Cloudflare has rebuilt Browser Run on top of its own Containers platform, delivering 4x higher concurrency (120 simultaneous browsers, up from 30), 50% faster response times for quick actions, and support for WebGL and WebMCP.
The upgrade, which required no changes from existing users, caps a sequence of launches over the past two months that collectively assemble a full-stack platform for building and running AI agents. Ruskin Constant, Rui Figueira, and Sofia Cardita from the Browser Run team write:
AI agent builders discovered Browser Run and quickly brought request volumes outpacing our existing capacity.
That demand spike forced an architectural rethink. Browser Run previously shared infrastructure with Cloudflare's Browser Isolation (BISO) product, where long, steady human sessions clashed with the short, spiky usage patterns of AI agents. The rebuild moved to dedicated Containers with regional pools of pre-warmed browsers, migrated state management from Workers KV (eventual consistency causing race conditions) to D1 with Queues (transactional assignment, batch writes handling up to 500,000 containers per location), and eliminated the multi-step WebSocket choreography for quick actions in favor of single HTTP requests executed entirely inside the container.

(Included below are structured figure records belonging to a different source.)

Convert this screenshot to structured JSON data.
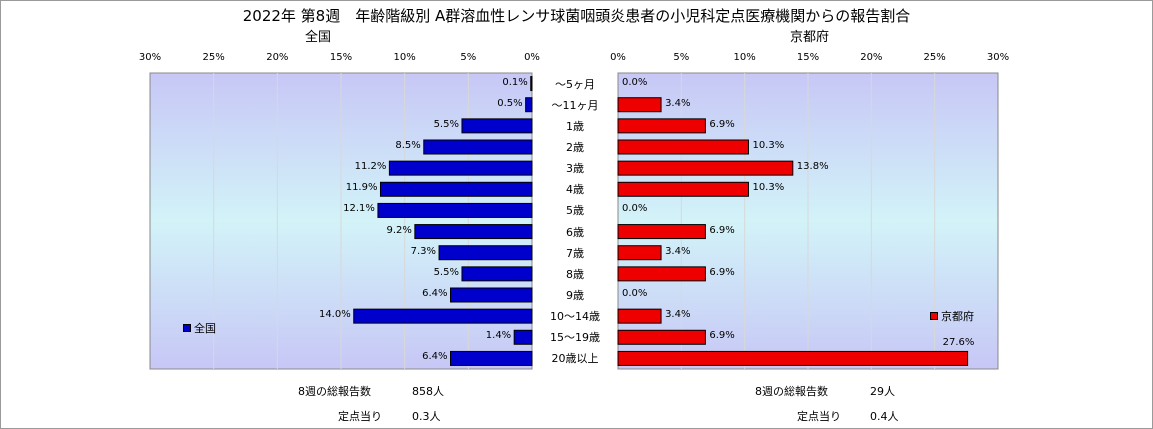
{
  "title": "2022年 第8週　年齢階級別 A群溶血性レンサ球菌咽頭炎患者の小児科定点医療機関からの報告割合",
  "chart_data": [
    {
      "type": "bar",
      "orientation": "horizontal",
      "name": "全国",
      "subtitle": "全国",
      "legend": "全国",
      "color": "#0000cc",
      "xlim": [
        0,
        30
      ],
      "ticks": [
        "30%",
        "25%",
        "20%",
        "15%",
        "10%",
        "5%",
        "0%"
      ],
      "categories": [
        "～5ヶ月",
        "～11ヶ月",
        "1歳",
        "2歳",
        "3歳",
        "4歳",
        "5歳",
        "6歳",
        "7歳",
        "8歳",
        "9歳",
        "10～14歳",
        "15～19歳",
        "20歳以上"
      ],
      "values": [
        0.1,
        0.5,
        5.5,
        8.5,
        11.2,
        11.9,
        12.1,
        9.2,
        7.3,
        5.5,
        6.4,
        14.0,
        1.4,
        6.4
      ],
      "labels": [
        "0.1%",
        "0.5%",
        "5.5%",
        "8.5%",
        "11.2%",
        "11.9%",
        "12.1%",
        "9.2%",
        "7.3%",
        "5.5%",
        "6.4%",
        "14.0%",
        "1.4%",
        "6.4%"
      ]
    },
    {
      "type": "bar",
      "orientation": "horizontal",
      "name": "京都府",
      "subtitle": "京都府",
      "legend": "京都府",
      "color": "#ee0000",
      "xlim": [
        0,
        30
      ],
      "ticks": [
        "0%",
        "5%",
        "10%",
        "15%",
        "20%",
        "25%",
        "30%"
      ],
      "categories": [
        "～5ヶ月",
        "～11ヶ月",
        "1歳",
        "2歳",
        "3歳",
        "4歳",
        "5歳",
        "6歳",
        "7歳",
        "8歳",
        "9歳",
        "10～14歳",
        "15～19歳",
        "20歳以上"
      ],
      "values": [
        0.0,
        3.4,
        6.9,
        10.3,
        13.8,
        10.3,
        0.0,
        6.9,
        3.4,
        6.9,
        0.0,
        3.4,
        6.9,
        27.6
      ],
      "labels": [
        "0.0%",
        "3.4%",
        "6.9%",
        "10.3%",
        "13.8%",
        "10.3%",
        "0.0%",
        "6.9%",
        "3.4%",
        "6.9%",
        "0.0%",
        "3.4%",
        "6.9%",
        "27.6%"
      ]
    }
  ],
  "footer": {
    "national_total_label": "8週の総報告数",
    "national_total_value": "858人",
    "national_per_label": "定点当り",
    "national_per_value": "0.3人",
    "kyoto_total_label": "8週の総報告数",
    "kyoto_total_value": "29人",
    "kyoto_per_label": "定点当り",
    "kyoto_per_value": "0.4人"
  }
}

Browser Run is the browsing layer, but the broader story is the platform. Over the past two months, Cloudflare has shipped six distinct infrastructure primitives that together cover every layer an agent platform needs:
- Compute comes in two tiers. Dynamic Workers provide V8 isolate-based execution that boots in milliseconds for lightweight tasks such as lint, typecheck, and API calls. Sandboxes, now generally available, provide full Linux containers for when agents need git, bash, dev servers, and multi-language builds, with secure credential injection via egress proxy so agents never see raw tokens.
- Orchestration is handled by Dynamic Workflows, a roughly 300-line MIT-licensed library that extends Cloudflare's durable execution engine so workflow code can differ per tenant, agent, or request at runtime. Every step is independently retryable, every sleep hibernates for free, and idle tenants cost approximately nothing.
- Memory is provided by Agent Memory, currently in private beta. The service extracts structured memories from agent conversations using a dual-pass ingestion pipeline and retrieves them through five-channel parallel search with Reciprocal Rank Fusion. Shared memory profiles let teams of agents access common knowledge.
- Browsing is now Browser Run on Containers, giving agents headless Chromium instances they can control via the DevTools Protocol or the Agents SDK. The WebMCP addition enables Model Context Protocol interactions directly through the browser.
- Commerce rounds out the stack. Through a protocol co-designed with Stripe, agents can autonomously create Cloudflare accounts, register domains, start subscriptions, and deploy to production. Stripe handles identity and payment with a $100/month default spending cap per provider.
The competitive question is whether this constitutes the most complete agent infrastructure offering outside the hyperscalers. AWS has Bedrock AgentCore with Agent Registry, but no managed browser or agent memory equivalent. Google Cloud has GKE Agent Sandbox, but as a Kubernetes-native primitive rather than a managed platform service. Neither offers anything comparable to the commerce protocol.
Cloudflare's bet is different from both: a vertically integrated stack where every layer is edge-distributed across its global network, every binding is heading toward a dynamic per-tenant counterpart, and the platform itself is what Cloudflare calls "Customer Zero" for, running its own products on the same infrastructure it sells. Whether this integration advantage outweighs the hyperscalers' broader ecosystem remains an open question for platform teams evaluating where to build their agent infrastructure.
Browser Run improvements are live now on all Workers plans. The Agents SDK includes built-in Browser Run support.